For cloning partitions with lots of small, random access files like system partitions with many small configuration and log files spread throughout, smaller block sizes almost always provide better throughput. The reads on source and writes to destination in this case are small and random, not sequential. So the overall operation stays more efficient reducing excess data copied and write amplification.

When Bigger is Better: Linear Large Copies

On the other hand, when cloning large files with streaming sequential I/O like VM disk image files or media files, its best to maximize the block size to take advantage of the drives’ caching and read ahead capabilities. The sequential transfers will achieve maximum throughput with larger block sizes up to the maximum the destination drive can support per operation.

Recommendations for Common Use Cases

Cloning OS Partitions: 4-256KB Blocks

When cloning smaller partitions like /boot, /root or /home partitions containing operating systems, set the dd bs between 4KB and 256KB for best results. Match the filesystem’s native block size if possible. Smaller random transfers will be most efficient.

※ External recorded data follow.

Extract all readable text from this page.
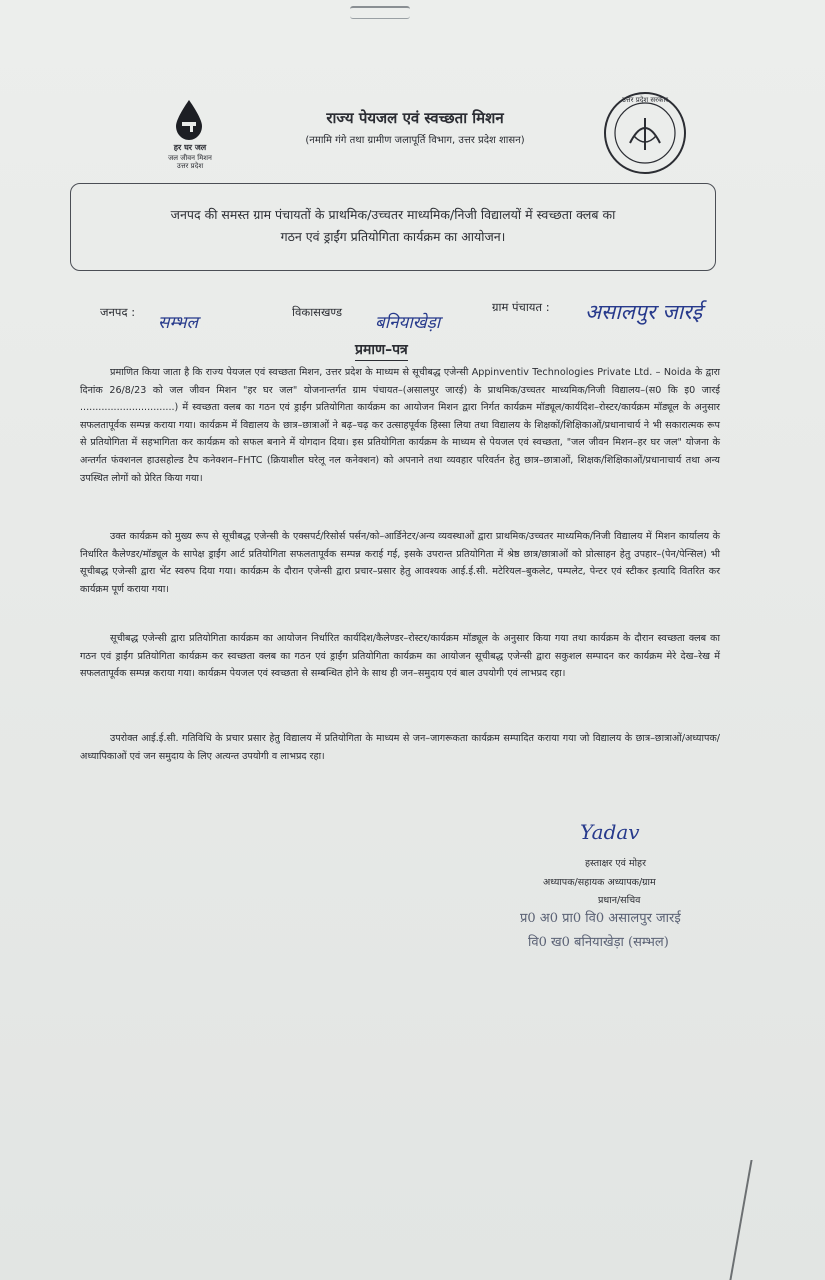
हर घर जल
जल जीवन मिशन
उत्तर प्रदेश
राज्य पेयजल एवं स्वच्छता मिशन
(नमामि गंगे तथा ग्रामीण जलापूर्ति विभाग, उत्तर प्रदेश शासन)
उत्तर प्रदेश सरकार
जनपद की समस्त ग्राम पंचायतों के प्राथमिक/उच्चतर माध्यमिक/निजी विद्यालयों में स्वच्छता क्लब का
गठन एवं ड्राईंग प्रतियोगिता कार्यक्रम का आयोजन।
जनपद :
सम्भल
विकासखण्ड
बनियाखेड़ा
ग्राम पंचायत : असालपुर जारई
प्रमाण–पत्र
प्रमाणित किया जाता है कि राज्य पेयजल एवं स्वच्छता मिशन, उत्तर प्रदेश के माध्यम से सूचीबद्ध एजेन्सी Appinventiv Technologies Private Ltd. – Noida के द्वारा दिनांक 26/8/23 को जल जीवन मिशन "हर घर जल" योजनान्तर्गत ग्राम पंचायत–(असालपुर जारई) के प्राथमिक/उच्चतर माध्यमिक/निजी विद्यालय–(स0 कि इ0 जारई ...............................) में स्वच्छता क्लब का गठन एवं ड्राईंग प्रतियोगिता कार्यक्रम का आयोजन मिशन द्वारा निर्गत कार्यक्रम मॉड्यूल/कार्यदिश–रोस्टर/कार्यक्रम मॉड्यूल के अनुसार सफलतापूर्वक सम्पन्न कराया गया। कार्यक्रम में विद्यालय के छात्र–छात्राओं ने बढ़–चढ़ कर उत्साहपूर्वक हिस्सा लिया तथा विद्यालय के शिक्षकों/शिक्षिकाओं/प्रधानाचार्य ने भी सकारात्मक रूप से प्रतियोगिता में सहभागिता कर कार्यक्रम को सफल बनाने में योगदान दिया। इस प्रतियोगिता कार्यक्रम के माध्यम से पेयजल एवं स्वच्छता, "जल जीवन मिशन–हर घर जल" योजना के अन्तर्गत फंक्शनल हाउसहोल्ड टैप कनेक्शन–FHTC (क्रियाशील घरेलू नल कनेक्शन) को अपनाने तथा व्यवहार परिवर्तन हेतु छात्र–छात्राओं, शिक्षक/शिक्षिकाओं/प्रधानाचार्य तथा अन्य उपस्थित लोगों को प्रेरित किया गया।
उक्त कार्यक्रम को मुख्य रूप से सूचीबद्ध एजेन्सी के एक्सपर्ट/रिसोर्स पर्सन/को–आर्डिनेटर/अन्य व्यवस्थाओं द्वारा प्राथमिक/उच्चतर माध्यमिक/निजी विद्यालय में मिशन कार्यालय के निर्धारित कैलेण्डर/मॉड्यूल के सापेक्ष ड्राईंग आर्ट प्रतियोगिता सफलतापूर्वक सम्पन्न कराई गई, इसके उपरान्त प्रतियोगिता में श्रेष्ठ छात्र/छात्राओं को प्रोत्साहन हेतु उपहार–(पेन/पेन्सिल) भी सूचीबद्ध एजेन्सी द्वारा भेंट स्वरुप दिया गया। कार्यक्रम के दौरान एजेन्सी द्वारा प्रचार–प्रसार हेतु आवश्यक आई.ई.सी. मटेरियल–बुकलेट, पम्पलेट, पेन्टर एवं स्टीकर इत्यादि वितरित कर कार्यक्रम पूर्ण कराया गया।
सूचीबद्ध एजेन्सी द्वारा प्रतियोगिता कार्यक्रम का आयोजन निर्धारित कार्यदिश/कैलेण्डर–रोस्टर/कार्यक्रम मॉड्यूल के अनुसार किया गया तथा कार्यक्रम के दौरान स्वच्छता क्लब का गठन एवं ड्राईंग प्रतियोगिता कार्यक्रम कर स्वच्छता क्लब का गठन एवं ड्राईंग प्रतियोगिता कार्यक्रम का आयोजन सूचीबद्ध एजेन्सी द्वारा सकुशल सम्पादन कर कार्यक्रम मेरे देख–रेख में सफलतापूर्वक सम्पन्न कराया गया। कार्यक्रम पेयजल एवं स्वच्छता से सम्बन्धित होने के साथ ही जन–समुदाय एवं बाल उपयोगी एवं लाभप्रद रहा।
उपरोक्त आई.ई.सी. गतिविधि के प्रचार प्रसार हेतु विद्यालय में प्रतियोगिता के माध्यम से जन–जागरूकता कार्यक्रम सम्पादित कराया गया जो विद्यालय के छात्र–छात्राओं/अध्यापक/अध्यापिकाओं एवं जन समुदाय के लिए अत्यन्त उपयोगी व लाभप्रद रहा।
Yadav
हस्ताक्षर एवं मोहर
अध्यापक/सहायक अध्यापक/ग्राम
प्रधान/सचिव
प्र0 अ0 प्रा0 वि0 असालपुर जारई
वि0 ख0 बनियाखेड़ा (सम्भल)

Cloning VM Disk Images: 1-8MB Blocks

For larger sequential files like VM disk images on SAN storage or SSDs, start testing dd bs values between 1MB to 8MB. Monitor overall throughput and increase until maximum sustainable write speed of destination is reached.

Overlay File Cloning: 128KB-1MB Blocks

Overlay-based container images and VM disks with mixed random and sequential I/O may benefit from intermediate block sizes between 128KB to 1MB. Match the backing filesystem block size if possible as the baseline.